“oyun, kültürden öncedir, çeşitli kültürlerden çıkma ya da bir rastlantı sonucu değil, tersine çeşitli kültür biçimlerinin doğuşunda başlıca etkendir.”
“platon, yasalar’da insanın en doğru yaşayışını tanımlarken ‘oynar gibi yaşamalı; oyunlar oynamalı, şarkı söylemeli, dans etmeli, böylece tanrıların gönlü alınmış olur ve insan kendini düşmanlarına karşı savunur, yarışma kazanır’ diyor.”
“bizde oynamak’tan türetilen oynaşmak da aşkla, sevişmekle ilgili bir sözcüktür, oynak sözcüğü de kadın ve kız için kullanıldığında yine cinsel bir anlam kazanır. huizinga’ya göre, aşkın ve cinsel ilişkinin kendisi değil, fakat buna hazırlık ve giriş olarak yapılan eylemler bir oyun niteliği taşımaktadır. çiftlerden özellikle birinin ötekini cinsel ilişkiye kandırması için davranışlar olarak anlamalı: engeli kaldırmak, süslenmek, şaşırtmak, yalandan davranışlar, gerilim vb. kur yapmak, karşısındakini kendine çekmeye çalışmak da bir oyun niteliği görünümünde olmakla birlikte, yine de aşk ve cinsel ilişki oyun değildir. Kaldı ki dil ve biyoloji de bu ayrımı yapmaktadır.”
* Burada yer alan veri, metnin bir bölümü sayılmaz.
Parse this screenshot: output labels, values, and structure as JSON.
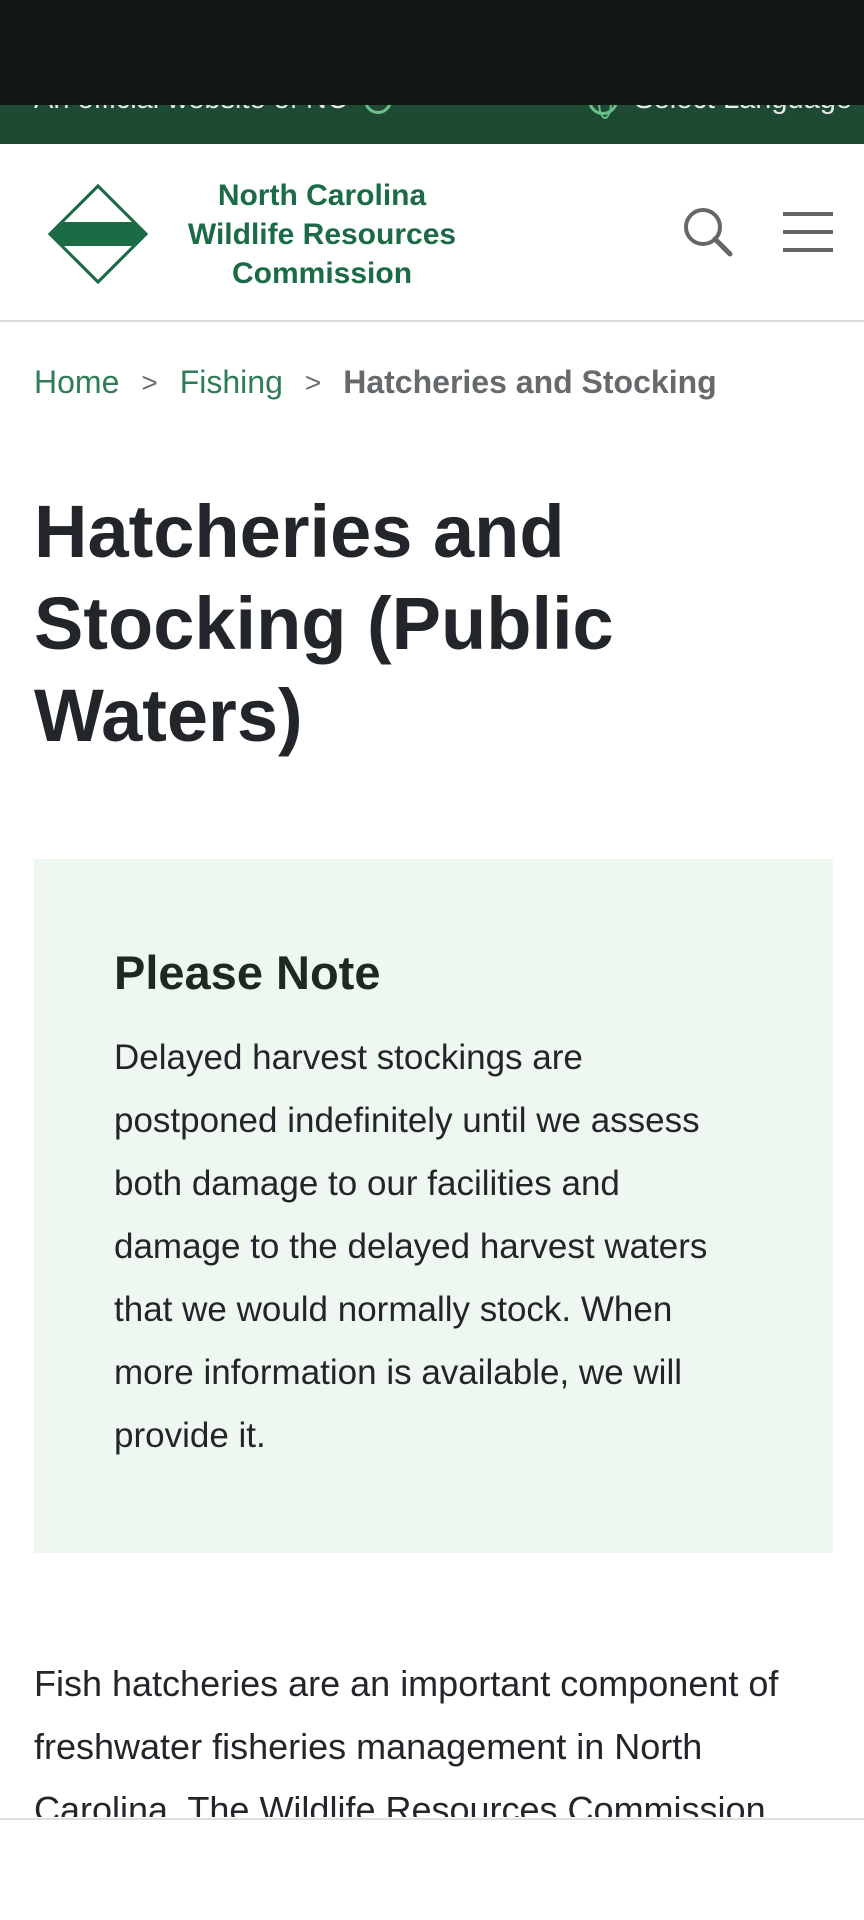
{
  "official_strip": {
    "left_text": "An official website of NC",
    "right_text": "Select Language"
  },
  "header": {
    "logo_lines": [
      "North Carolina",
      "Wildlife Resources",
      "Commission"
    ],
    "search_icon": "search-icon",
    "menu_icon": "hamburger-menu-icon"
  },
  "breadcrumb": {
    "items": [
      "Home",
      "Fishing"
    ],
    "separator": ">",
    "current": "Hatcheries and Stocking"
  },
  "page": {
    "title": "Hatcheries and Stocking (Public Waters)"
  },
  "note": {
    "title": "Please Note",
    "body": "Delayed harvest stockings are postponed indefinitely until we assess both damage to our facilities and damage to the delayed harvest waters that we would normally stock. When more information is available, we will provide it."
  },
  "intro": {
    "text": "Fish hatcheries are an important component of freshwater fisheries management in North Carolina. The Wildlife Resources Commission uses"
  },
  "colors": {
    "brand_green": "#1a6b46",
    "strip_green": "#1e4a33",
    "note_background": "#eff8f0",
    "link_green": "#2f7d55"
  }
}
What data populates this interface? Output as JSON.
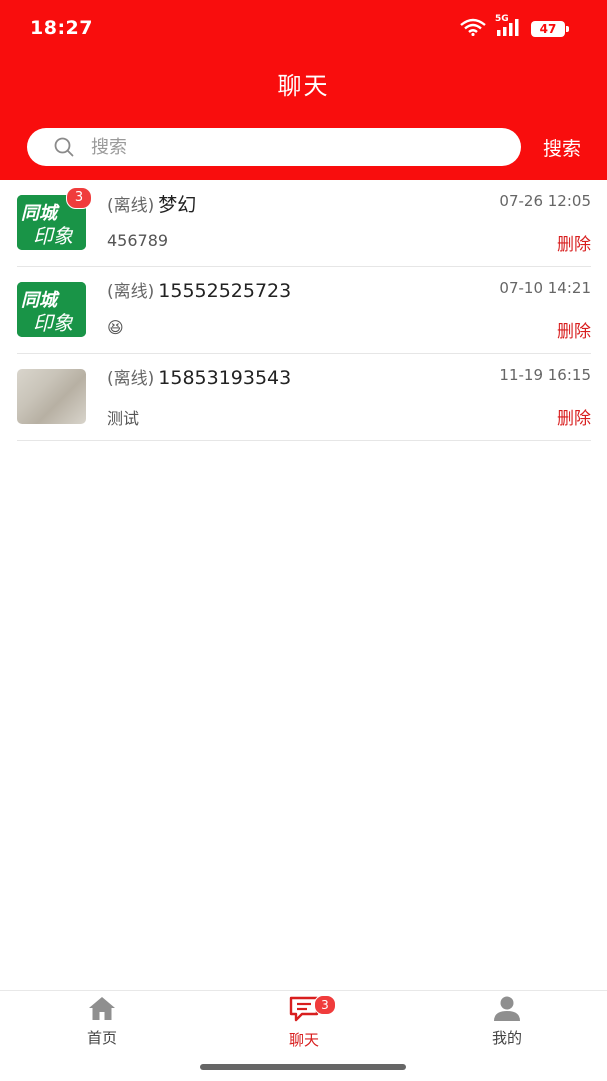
{
  "status_bar": {
    "time": "18:27",
    "network": "5G",
    "battery": "47"
  },
  "header": {
    "title": "聊天"
  },
  "search": {
    "placeholder": "搜索",
    "button_label": "搜索"
  },
  "chats": [
    {
      "status": "(离线)",
      "name": "梦幻",
      "time": "07-26 12:05",
      "preview": "456789",
      "delete_label": "删除",
      "avatar_text_1": "同城",
      "avatar_text_2": "印象",
      "unread": "3"
    },
    {
      "status": "(离线)",
      "name": "15552525723",
      "time": "07-10 14:21",
      "preview": "😆",
      "delete_label": "删除",
      "avatar_text_1": "同城",
      "avatar_text_2": "印象"
    },
    {
      "status": "(离线)",
      "name": "15853193543",
      "time": "11-19 16:15",
      "preview": "测试",
      "delete_label": "删除"
    }
  ],
  "tabbar": {
    "home_label": "首页",
    "chat_label": "聊天",
    "chat_badge": "3",
    "mine_label": "我的"
  },
  "colors": {
    "brand_red": "#f90d0d",
    "delete_red": "#d81e1e",
    "avatar_green": "#199447"
  }
}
“bugün de anadolu’da çeşitli yörelerde çocuk oyunları üzerine inançlar bunların önemini doğrulamaktadır. örneğin ankara köylerinde şu inanca rastlanmaktadır: çocuklar ne oyun oynarsa o sene o iş çok olurmuş. mesela çocuklar kuyu kazarak oynarlarsa o sene bolluk olur ekin kuyuları kazılırmış. ev yaparak oynarlarsa yapı çok olurmuş.”